Is Project Titan really an Apple Car?
It was once. Now it's probably better to think of it as an autonomous driving platform. The distinction might be obscure right now but everything about how we drive is changing and Apple needs to build for the future, not for the present. Telsa and Uber show the direction it's going. Apple has to be there too.
So... no actual car?
It's unlikely Apple will manufacture its own engine, drive train, suspension system, etc. at this point and more likely the company will partner with a manufacturer or multiple manufacturers already adept at manufacturing those parts.
But Project Titan is more than just CarPlay?

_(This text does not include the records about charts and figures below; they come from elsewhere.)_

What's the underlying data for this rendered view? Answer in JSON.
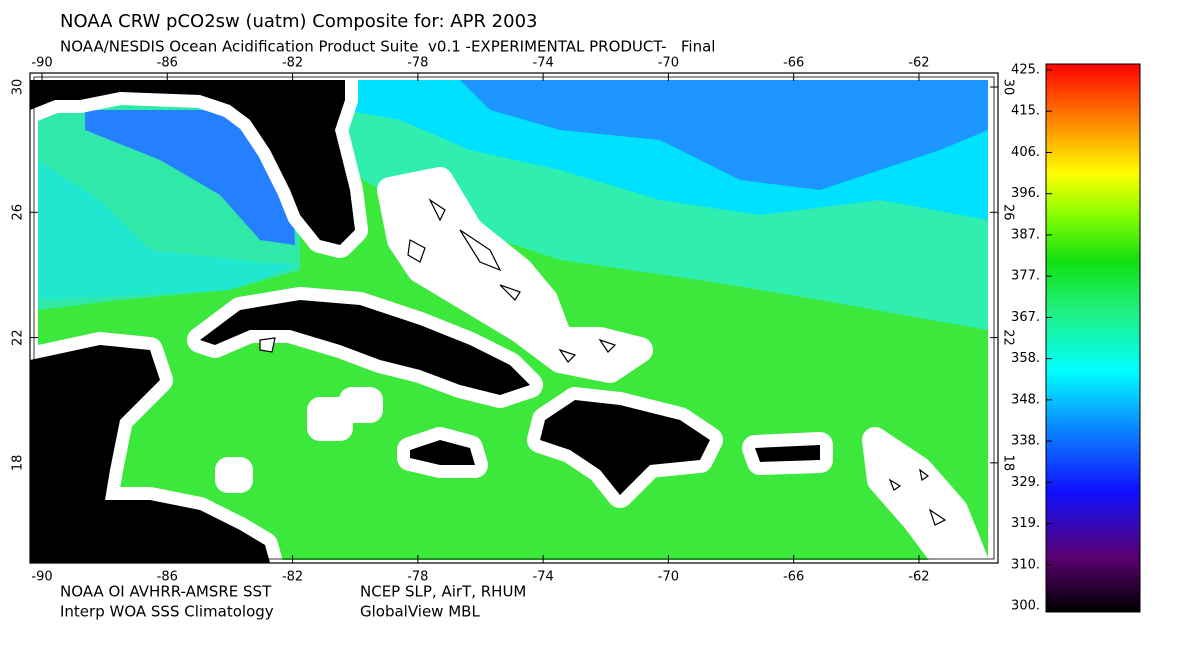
{
  "header": {
    "title": "NOAA CRW pCO2sw (uatm) Composite for: APR 2003",
    "subtitle": "NOAA/NESDIS Ocean Acidification Product Suite  v0.1 -EXPERIMENTAL PRODUCT-   Final"
  },
  "axes": {
    "lon_ticks": [
      -90,
      -86,
      -82,
      -78,
      -74,
      -70,
      -66,
      -62
    ],
    "lat_ticks": [
      30,
      26,
      22,
      18
    ]
  },
  "colorbar": {
    "labels": [
      "425.",
      "415.",
      "406.",
      "396.",
      "387.",
      "377.",
      "367.",
      "358.",
      "348.",
      "338.",
      "329.",
      "319.",
      "310.",
      "300."
    ]
  },
  "footer": {
    "sst_source": "NOAA OI AVHRR-AMSRE SST",
    "met_source": "NCEP SLP, AirT, RHUM",
    "sss_source": "Interp WOA SSS Climatology",
    "co2_source": "GlobalView MBL"
  }
}
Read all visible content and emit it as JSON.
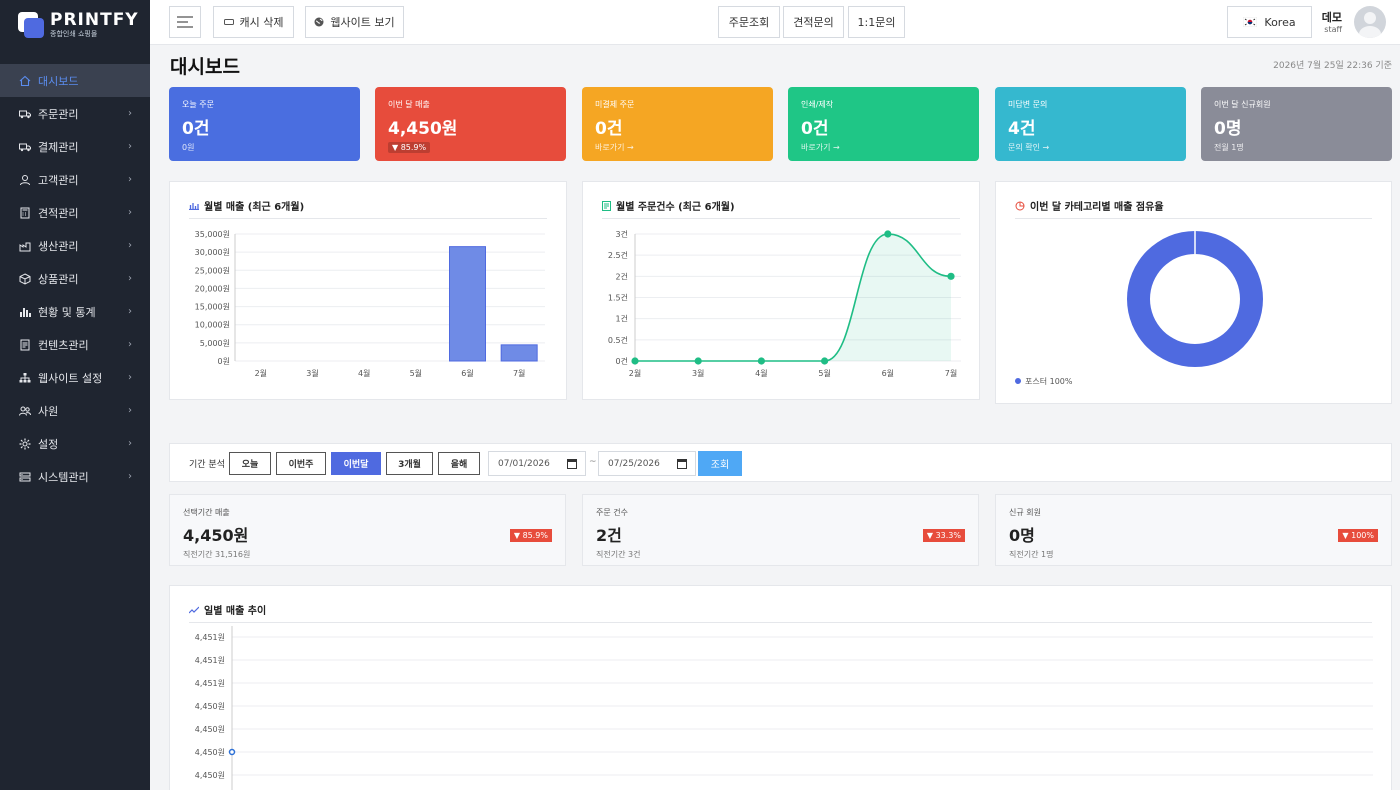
{
  "brand": {
    "title": "PRINTFY",
    "subtitle": "종합인쇄 쇼핑몰"
  },
  "sidebar": {
    "items": [
      {
        "label": "대시보드",
        "icon": "home-icon",
        "active": true
      },
      {
        "label": "주문관리",
        "icon": "truck-icon"
      },
      {
        "label": "결제관리",
        "icon": "truck-icon"
      },
      {
        "label": "고객관리",
        "icon": "user-icon"
      },
      {
        "label": "견적관리",
        "icon": "calculator-icon"
      },
      {
        "label": "생산관리",
        "icon": "factory-icon"
      },
      {
        "label": "상품관리",
        "icon": "box-icon"
      },
      {
        "label": "현황 및 통계",
        "icon": "bar-chart-icon"
      },
      {
        "label": "컨텐츠관리",
        "icon": "document-icon"
      },
      {
        "label": "웹사이트 설정",
        "icon": "sitemap-icon"
      },
      {
        "label": "사원",
        "icon": "users-icon"
      },
      {
        "label": "설정",
        "icon": "gear-icon"
      },
      {
        "label": "시스템관리",
        "icon": "server-icon"
      }
    ]
  },
  "topbar": {
    "cache_label": "캐시 삭제",
    "website_label": "웹사이트 보기",
    "nav": [
      "주문조회",
      "견적문의",
      "1:1문의"
    ],
    "language": "Korea",
    "user_name": "데모",
    "user_role": "staff"
  },
  "page": {
    "title": "대시보드",
    "date": "2026년 7월 25일 22:36 기준"
  },
  "cards": [
    {
      "title": "오늘 주문",
      "value": "0건",
      "sub": "0원",
      "color": "#4a6ee0"
    },
    {
      "title": "이번 달 매출",
      "value": "4,450원",
      "badge": "▼ 85.9%",
      "color": "#e74c3c"
    },
    {
      "title": "미결제 주문",
      "value": "0건",
      "sub": "바로가기 →",
      "color": "#f5a623"
    },
    {
      "title": "인쇄/제작",
      "value": "0건",
      "sub": "바로가기 →",
      "color": "#1fc686"
    },
    {
      "title": "미답변 문의",
      "value": "4건",
      "sub": "문의 확인 →",
      "color": "#35b8cf"
    },
    {
      "title": "이번 달 신규회원",
      "value": "0명",
      "sub": "전월 1명",
      "color": "#8a8c98"
    }
  ],
  "panels": {
    "monthly_sales": "월별 매출 (최근 6개월)",
    "monthly_orders": "월별 주문건수 (최근 6개월)",
    "category_share": "이번 달 카테고리별 매출 점유율",
    "daily_trend": "일별 매출 추이"
  },
  "filter": {
    "label": "기간 분석",
    "buttons": [
      "오늘",
      "이번주",
      "이번달",
      "3개월",
      "올해"
    ],
    "active": "이번달",
    "date_from": "07/01/2026",
    "tilde": "~",
    "date_to": "07/25/2026",
    "search_label": "조회"
  },
  "stats": [
    {
      "title": "선택기간 매출",
      "value": "4,450원",
      "sub": "직전기간 31,516원",
      "change": "▼ 85.9%"
    },
    {
      "title": "주문 건수",
      "value": "2건",
      "sub": "직전기간 3건",
      "change": "▼ 33.3%"
    },
    {
      "title": "신규 회원",
      "value": "0명",
      "sub": "직전기간 1명",
      "change": "▼ 100%"
    }
  ],
  "chart_data": [
    {
      "type": "bar",
      "title": "월별 매출 (최근 6개월)",
      "categories": [
        "2월",
        "3월",
        "4월",
        "5월",
        "6월",
        "7월"
      ],
      "values": [
        0,
        0,
        0,
        0,
        31516,
        4450
      ],
      "ylim": [
        0,
        35000
      ],
      "yticks": [
        "0원",
        "5,000원",
        "10,000원",
        "15,000원",
        "20,000원",
        "25,000원",
        "30,000원",
        "35,000원"
      ],
      "color": "#6f8be6",
      "grid": true
    },
    {
      "type": "area",
      "title": "월별 주문건수 (최근 6개월)",
      "categories": [
        "2월",
        "3월",
        "4월",
        "5월",
        "6월",
        "7월"
      ],
      "values": [
        0,
        0,
        0,
        0,
        3,
        2
      ],
      "ylim": [
        0,
        3
      ],
      "yticks": [
        "0건",
        "0.5건",
        "1건",
        "1.5건",
        "2건",
        "2.5건",
        "3건"
      ],
      "color": "#1fbd85",
      "grid": true
    },
    {
      "type": "pie",
      "title": "이번 달 카테고리별 매출 점유율",
      "series": [
        {
          "name": "포스터 100%",
          "value": 100
        }
      ],
      "color": "#4f6ae0",
      "legend": "bottom-left"
    },
    {
      "type": "line",
      "title": "일별 매출 추이",
      "yticks": [
        "4,451원",
        "4,451원",
        "4,451원",
        "4,450원",
        "4,450원",
        "4,450원",
        "4,450원"
      ],
      "values": [
        4450
      ],
      "color": "#2b6fd6",
      "grid": true
    }
  ]
}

Much more. CarPlay is an integration layer on top of existing automotive infotainment units that offers Siri and dashboard-optimized front ends for iPhone apps. Apple Car is the complete digital environment for an autonomous driving experience. In other words, CarPlay will be seen as the Moto ROKR to Apple Car's iPhone.
Will Apple Car software also run on Mac and iPhone?
That was one of the original dreams — a next-generation operating system and development stack that would leap past iOS, macOS, and Xcode the way NeXT technology's leaped past the original Mac System software.
Would Apple license a carOS to BMW, McLaren, and other car makers?
Never say never.
Are there wilder options?
Apple getting a fleet of cars built on its own dime that it then makes available as a service to anyone with an iPhone. Get it, automagically engage all your own, personal, entertainment options, and then sit back, relax, and enjoy your ride.
Sold! When can I buy... er subscribe... er, pay as I go... er, whatever!
Unknown, sadly. Probably not for a few more years, but stay tuned!
Updated June 13, 2017 with comments from Tim Cook on Apple's autonomous driving project.